The `join_tokens` function joins tokens in each list within the 'sentence' column of a DataFrame back into single sentences.

### Code

In [None]:
def join_tokens(data):
    if 'sentence' in data.columns:
        data['sentence'] = data['sentence'].apply(lambda tokens: ' '.join(tokens))
        print("Tokens have been joined back into sentences.")
    else:
        print("Column 'sentence' not found in the DataFrame.")

join_tokens(data)
print_table(data, title="Data After Joining Tokens")

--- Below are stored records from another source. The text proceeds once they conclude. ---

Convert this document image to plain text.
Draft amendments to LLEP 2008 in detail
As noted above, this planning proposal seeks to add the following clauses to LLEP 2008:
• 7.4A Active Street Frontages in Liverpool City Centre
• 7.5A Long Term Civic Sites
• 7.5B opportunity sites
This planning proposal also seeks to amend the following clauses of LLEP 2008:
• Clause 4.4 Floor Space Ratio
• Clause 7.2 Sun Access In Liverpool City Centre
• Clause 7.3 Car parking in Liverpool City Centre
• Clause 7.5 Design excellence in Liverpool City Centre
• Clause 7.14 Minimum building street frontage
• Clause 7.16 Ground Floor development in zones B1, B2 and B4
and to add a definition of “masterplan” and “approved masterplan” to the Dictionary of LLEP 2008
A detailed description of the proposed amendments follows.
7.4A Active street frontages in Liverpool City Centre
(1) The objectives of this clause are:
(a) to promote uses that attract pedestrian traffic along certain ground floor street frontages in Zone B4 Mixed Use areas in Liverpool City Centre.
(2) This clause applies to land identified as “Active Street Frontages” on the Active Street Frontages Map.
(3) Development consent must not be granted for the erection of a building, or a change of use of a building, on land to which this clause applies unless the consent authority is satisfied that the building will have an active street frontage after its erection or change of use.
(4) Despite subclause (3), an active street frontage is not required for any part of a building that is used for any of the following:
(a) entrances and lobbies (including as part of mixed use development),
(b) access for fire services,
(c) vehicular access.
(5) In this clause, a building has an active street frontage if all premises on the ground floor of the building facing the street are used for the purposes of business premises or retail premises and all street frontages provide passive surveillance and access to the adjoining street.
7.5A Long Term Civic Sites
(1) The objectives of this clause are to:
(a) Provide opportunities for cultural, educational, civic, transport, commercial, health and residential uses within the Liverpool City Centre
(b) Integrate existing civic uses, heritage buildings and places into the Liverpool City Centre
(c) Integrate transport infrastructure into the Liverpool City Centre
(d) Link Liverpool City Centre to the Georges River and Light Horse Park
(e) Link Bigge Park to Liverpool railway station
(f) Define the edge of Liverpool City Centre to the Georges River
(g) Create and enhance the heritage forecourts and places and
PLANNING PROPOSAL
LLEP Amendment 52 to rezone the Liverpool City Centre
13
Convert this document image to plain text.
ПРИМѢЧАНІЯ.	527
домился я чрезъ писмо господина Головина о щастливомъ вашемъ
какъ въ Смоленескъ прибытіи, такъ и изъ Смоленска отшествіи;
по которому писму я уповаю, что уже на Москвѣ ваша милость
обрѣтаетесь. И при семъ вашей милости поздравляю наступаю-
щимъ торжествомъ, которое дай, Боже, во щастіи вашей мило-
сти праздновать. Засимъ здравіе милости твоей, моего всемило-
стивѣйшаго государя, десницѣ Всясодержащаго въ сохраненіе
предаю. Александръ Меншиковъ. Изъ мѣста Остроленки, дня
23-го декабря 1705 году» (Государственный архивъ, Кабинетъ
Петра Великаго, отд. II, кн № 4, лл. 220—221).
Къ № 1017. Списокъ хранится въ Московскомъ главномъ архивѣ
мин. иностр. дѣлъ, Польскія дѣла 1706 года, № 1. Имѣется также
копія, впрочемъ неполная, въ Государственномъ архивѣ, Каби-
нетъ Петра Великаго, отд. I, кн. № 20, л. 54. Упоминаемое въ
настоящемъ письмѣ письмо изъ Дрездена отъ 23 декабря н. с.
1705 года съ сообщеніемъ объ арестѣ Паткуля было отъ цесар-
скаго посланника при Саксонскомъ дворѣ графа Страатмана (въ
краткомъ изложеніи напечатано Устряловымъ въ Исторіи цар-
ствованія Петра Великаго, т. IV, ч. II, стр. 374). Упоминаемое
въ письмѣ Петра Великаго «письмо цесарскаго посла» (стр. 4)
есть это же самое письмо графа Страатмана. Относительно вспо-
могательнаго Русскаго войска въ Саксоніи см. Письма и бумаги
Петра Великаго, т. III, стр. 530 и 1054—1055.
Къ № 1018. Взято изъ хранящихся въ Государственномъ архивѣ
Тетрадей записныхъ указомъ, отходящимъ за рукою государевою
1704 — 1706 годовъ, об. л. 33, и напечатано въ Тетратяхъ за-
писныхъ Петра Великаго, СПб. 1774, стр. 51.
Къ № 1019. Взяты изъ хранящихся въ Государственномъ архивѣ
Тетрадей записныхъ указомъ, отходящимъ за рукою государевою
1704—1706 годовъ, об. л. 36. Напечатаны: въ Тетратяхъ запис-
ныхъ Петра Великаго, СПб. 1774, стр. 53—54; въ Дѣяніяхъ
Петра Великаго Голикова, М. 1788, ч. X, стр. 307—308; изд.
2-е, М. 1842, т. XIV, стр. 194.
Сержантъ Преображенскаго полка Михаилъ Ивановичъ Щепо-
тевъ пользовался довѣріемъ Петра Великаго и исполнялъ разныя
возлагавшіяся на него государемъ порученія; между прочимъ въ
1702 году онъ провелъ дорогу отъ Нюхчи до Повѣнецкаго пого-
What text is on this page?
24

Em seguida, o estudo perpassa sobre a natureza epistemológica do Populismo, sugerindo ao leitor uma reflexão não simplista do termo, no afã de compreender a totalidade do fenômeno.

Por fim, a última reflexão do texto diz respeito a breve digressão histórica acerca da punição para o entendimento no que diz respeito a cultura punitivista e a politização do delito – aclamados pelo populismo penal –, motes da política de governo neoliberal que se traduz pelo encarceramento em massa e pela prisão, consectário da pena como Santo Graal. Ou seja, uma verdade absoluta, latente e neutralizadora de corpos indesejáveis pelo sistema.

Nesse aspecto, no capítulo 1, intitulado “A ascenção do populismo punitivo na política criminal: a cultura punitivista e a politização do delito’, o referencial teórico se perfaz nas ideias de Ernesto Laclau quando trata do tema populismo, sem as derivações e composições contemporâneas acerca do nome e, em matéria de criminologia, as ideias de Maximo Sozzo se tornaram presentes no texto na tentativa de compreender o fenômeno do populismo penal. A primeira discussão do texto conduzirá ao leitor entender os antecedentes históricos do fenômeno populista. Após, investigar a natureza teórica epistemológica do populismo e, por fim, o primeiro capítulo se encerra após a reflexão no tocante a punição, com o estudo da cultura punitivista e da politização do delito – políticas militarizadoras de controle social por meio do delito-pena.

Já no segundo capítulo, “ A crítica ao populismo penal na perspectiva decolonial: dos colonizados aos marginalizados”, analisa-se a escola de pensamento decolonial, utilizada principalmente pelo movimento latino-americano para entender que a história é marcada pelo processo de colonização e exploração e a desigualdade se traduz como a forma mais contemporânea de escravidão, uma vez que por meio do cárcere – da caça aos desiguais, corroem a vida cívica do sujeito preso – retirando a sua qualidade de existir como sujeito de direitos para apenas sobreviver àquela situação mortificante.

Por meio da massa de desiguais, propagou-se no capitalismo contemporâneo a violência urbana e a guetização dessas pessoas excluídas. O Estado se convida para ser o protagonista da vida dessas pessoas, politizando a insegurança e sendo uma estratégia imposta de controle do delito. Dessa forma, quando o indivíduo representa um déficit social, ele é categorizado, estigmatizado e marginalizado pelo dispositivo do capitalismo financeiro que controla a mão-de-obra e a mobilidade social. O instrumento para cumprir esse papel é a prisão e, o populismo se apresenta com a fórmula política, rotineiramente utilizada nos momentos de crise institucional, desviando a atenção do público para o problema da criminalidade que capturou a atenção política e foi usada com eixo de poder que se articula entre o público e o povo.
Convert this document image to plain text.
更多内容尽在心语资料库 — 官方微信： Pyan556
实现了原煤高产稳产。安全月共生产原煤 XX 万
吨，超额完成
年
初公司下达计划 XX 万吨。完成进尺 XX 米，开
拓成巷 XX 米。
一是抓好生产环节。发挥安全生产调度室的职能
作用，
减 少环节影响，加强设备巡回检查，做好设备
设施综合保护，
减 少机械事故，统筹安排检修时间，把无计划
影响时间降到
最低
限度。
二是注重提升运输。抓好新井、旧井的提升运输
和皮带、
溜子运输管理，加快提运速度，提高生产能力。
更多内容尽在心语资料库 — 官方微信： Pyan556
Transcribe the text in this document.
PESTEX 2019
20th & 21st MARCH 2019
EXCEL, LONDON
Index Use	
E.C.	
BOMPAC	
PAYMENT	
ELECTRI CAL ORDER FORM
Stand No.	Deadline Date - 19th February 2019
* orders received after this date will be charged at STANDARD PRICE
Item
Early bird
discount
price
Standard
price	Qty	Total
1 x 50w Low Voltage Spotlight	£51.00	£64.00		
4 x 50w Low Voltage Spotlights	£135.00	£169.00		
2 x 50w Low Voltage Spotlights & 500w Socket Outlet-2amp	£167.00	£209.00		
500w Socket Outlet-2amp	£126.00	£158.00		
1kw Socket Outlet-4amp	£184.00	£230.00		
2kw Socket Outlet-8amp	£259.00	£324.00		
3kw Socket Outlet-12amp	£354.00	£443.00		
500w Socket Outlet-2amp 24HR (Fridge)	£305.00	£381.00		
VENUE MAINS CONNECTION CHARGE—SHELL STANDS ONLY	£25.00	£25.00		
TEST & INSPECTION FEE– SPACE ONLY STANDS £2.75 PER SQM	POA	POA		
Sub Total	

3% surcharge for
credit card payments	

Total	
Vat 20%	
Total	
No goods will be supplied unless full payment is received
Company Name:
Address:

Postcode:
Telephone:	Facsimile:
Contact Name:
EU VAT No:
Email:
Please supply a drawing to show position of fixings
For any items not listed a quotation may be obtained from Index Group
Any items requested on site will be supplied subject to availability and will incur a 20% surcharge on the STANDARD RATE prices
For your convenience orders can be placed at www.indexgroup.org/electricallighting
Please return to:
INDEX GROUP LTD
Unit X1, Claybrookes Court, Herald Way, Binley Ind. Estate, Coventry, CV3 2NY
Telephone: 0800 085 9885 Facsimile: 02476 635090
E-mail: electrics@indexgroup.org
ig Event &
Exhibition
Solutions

## Function: `vectorize_with_tfidf`

The `vectorize_with_tfidf` function performs TF-IDF vectorization on the 'sentence' column of a DataFrame.

### Code

In [None]:
def vectorize_with_tfidf(data):
    if 'sentence' in data.columns:
        vectorizer = TfidfVectorizer()

        tfidf_matrix = vectorizer.fit_transform(data['sentence'])

        print("TF-IDF Vectorization complete.")
        return tfidf_matrix, vectorizer
    else:
        print("Column 'sentence' not found in the DataFrame.")

tfidf_matrix, vectorizer = vectorize_with_tfidf(data)
feature_names = vectorizer.get_feature_names_out()
tfidf_df = pd.DataFrame(tfidf_matrix.toarray(), columns=feature_names)
tfidf_df['emotion'] = data['emotion'].values

print(tfidf_df.head())